All of Leningrad soon found out that the Rebbe was due to be exiled on Wednesday, 29 Sivan, two weeks after his arrest, and his family received a letter in which he requested that on that day they come to the Spalerka Prison to bid him farewell. When they arrived and asked for details about when and where, they were given no answer. Together with them, a large gathering waited outside, hoping to catch a parting glimpse of the Rebbe as he was taken out. There, in Leningrad, none of them yet knew that Mrs. Fishkova had just informed the Moscow rescue committee that she had personally met with Menzeshinsky and had secured his promise that the exile to the Slovokai Islands would be postponed.

The telegram in which Menzeshinsky gave that order to the GPU of Leningrad reached them while they were in the midst of the last-minute arrangements for transferring the Rebbe to the vehicle that was waiting outside. At the same moment, not knowing this, one of the Rebbe’s close associates sent a telegram to the Moscow committee with the news that the Rebbe was due to be sent away by train at 7:00 that evening.

The committee were in a quandary: Which report should they believe?

The delegation whom they again dispatched to Mrs. Fishkova came back with good news: the telegram about the train had been sent before the crowd waiting outside the prison in Leningrad found out what in fact was happening – that the Rebbe would not be exiled to the Slovokai Islands that day, or even later.

Meanwhile, inside the prison, at 7:00 PM, the Rebbe was summoned for his third interrogation. This, too, was dominated by Lulav, who not only repeated the same questions and claims that had been voiced over and over, but also made every hateful effort to cause the Rebbe anguish.

The Rebbe was told to approach a writing table where Lulav showed him an official document. There, the sentence “Death by firing squad” was followed by an underlined Nyet! (“No”). The next line said, “Ten-year exile in Slovokai!” That too was followed by an underlined Nyet! And under that line came the words, “Three-year exile in Kostrama!”

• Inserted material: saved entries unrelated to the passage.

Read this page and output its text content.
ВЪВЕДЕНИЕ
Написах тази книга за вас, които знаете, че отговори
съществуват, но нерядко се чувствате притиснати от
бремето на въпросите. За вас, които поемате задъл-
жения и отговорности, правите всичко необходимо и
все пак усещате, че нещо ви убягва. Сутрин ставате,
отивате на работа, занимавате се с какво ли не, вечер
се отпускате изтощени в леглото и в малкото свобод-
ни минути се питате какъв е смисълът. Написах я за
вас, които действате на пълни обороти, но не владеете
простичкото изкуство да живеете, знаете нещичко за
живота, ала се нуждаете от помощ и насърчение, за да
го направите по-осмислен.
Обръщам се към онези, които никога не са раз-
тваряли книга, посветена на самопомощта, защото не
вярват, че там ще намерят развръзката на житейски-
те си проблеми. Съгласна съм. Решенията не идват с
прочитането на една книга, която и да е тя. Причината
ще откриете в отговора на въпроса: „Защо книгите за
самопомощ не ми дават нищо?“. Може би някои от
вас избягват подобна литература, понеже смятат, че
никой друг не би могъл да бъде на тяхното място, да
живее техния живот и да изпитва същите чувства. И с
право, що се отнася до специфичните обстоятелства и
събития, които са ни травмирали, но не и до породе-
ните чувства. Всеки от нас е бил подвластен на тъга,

Lulav warned: “It’s going to be really tough for you out there. A lot of suffering is waiting for you in Kostrama. But you can save yourself all of that by agreeing to participate in the Jewish community conference that was initiated by the Leningrad community. Just publish a declaration that you are recanting your opposition, give your agreement to the conference, and you will be freed immediately.”

“I have no regrets and I am not changing my mind!” the Rebbe declared. “You can threaten me with your harshest punishments, but none of them will make me change my mind. You can even send me to Siberia, if that’s what you want!”

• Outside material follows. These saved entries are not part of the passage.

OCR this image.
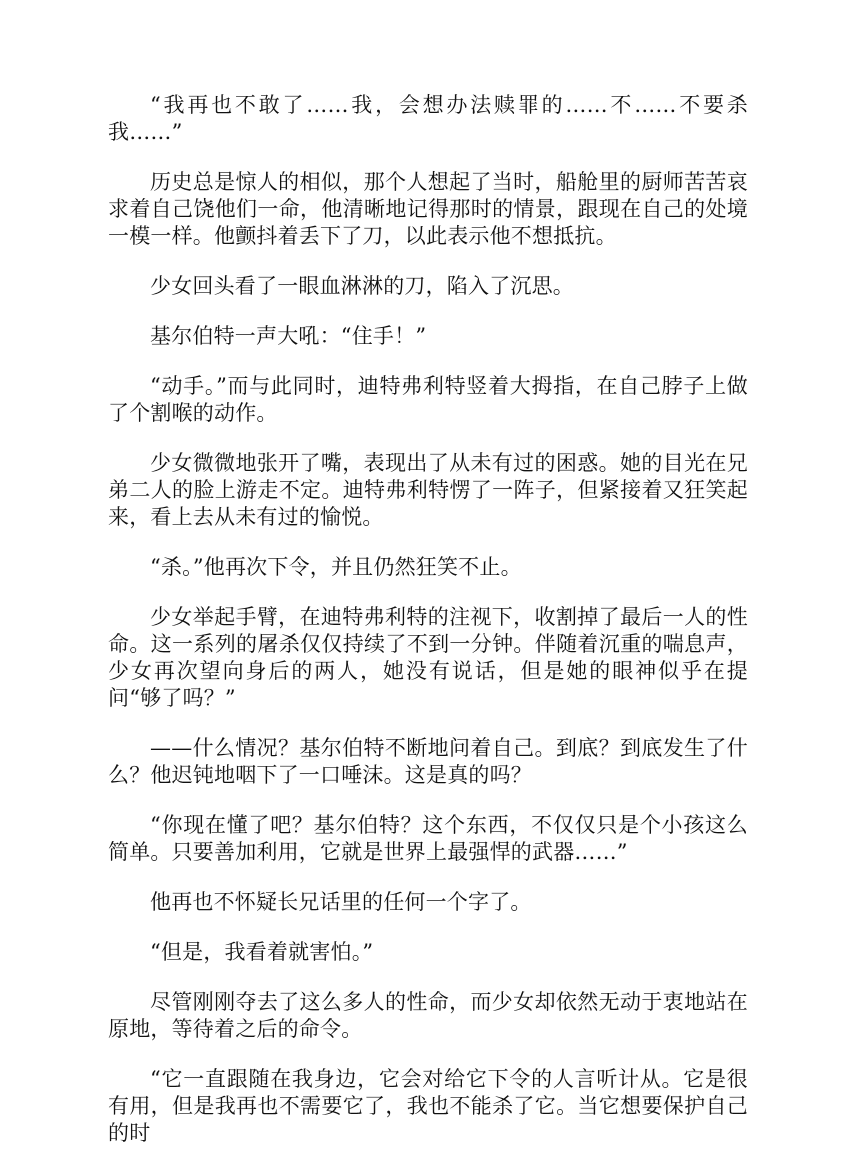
“我再也不敢了……我，会想办法赎罪的……不……不要杀我……”

历史总是惊人的相似，那个人想起了当时，船舱里的厨师苦苦哀求着自己饶他们一命，他清晰地记得那时的情景，跟现在自己的处境一模一样。他颤抖着丢下了刀，以此表示他不想抵抗。

少女回头看了一眼血淋淋的刀，陷入了沉思。

基尔伯特一声大吼：“住手！”

“动手。”而与此同时，迪特弗利特竖着大拇指，在自己脖子上做了个割喉的动作。

少女微微地张开了嘴，表现出了从未有过的困惑。她的目光在兄弟二人的脸上游走不定。迪特弗利特愣了一阵子，但紧接着又狂笑起来，看上去从未有过的愉悦。

“杀。”他再次下令，并且仍然狂笑不止。

少女举起手臂，在迪特弗利特的注视下，收割掉了最后一人的性命。这一系列的屠杀仅仅持续了不到一分钟。伴随着沉重的喘息声，少女再次望向身后的两人，她没有说话，但是她的眼神似乎在提问“够了吗？”

——什么情况？基尔伯特不断地问着自己。到底？到底发生了什么？他迟钝地咽下了一口唾沫。这是真的吗？

“你现在懂了吧？基尔伯特？这个东西，不仅仅只是个小孩这么简单。只要善加利用，它就是世界上最强悍的武器……”

他再也不怀疑长兄话里的任何一个字了。

“但是，我看着就害怕。”

尽管刚刚夺去了这么多人的性命，而少女却依然无动于衷地站在原地，等待着之后的命令。

“它一直跟随在我身边，它会对给它下令的人言听计从。它是很有用，但是我再也不需要它了，我也不能杀了它。当它想要保护自己的时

Enraged by this response, both Lulav and Messing, the head of the Leningrad branch of the GPU, decided how they would take their revenge on the Rebbe – they would make him travel to exile on Shabbos!

The Rebbe protested and stated that on Shabbos he would not travel. The only possible solution was another delegation to explain the serious meaning of this refusal to Mrs. Fishkova. She duly secured an urgent meeting with Prime Minister Rikov, in the course of which he telephoned Menzeshinsky and asked him to delay the journey until after Shabbos – and Menzeshinsky agreed.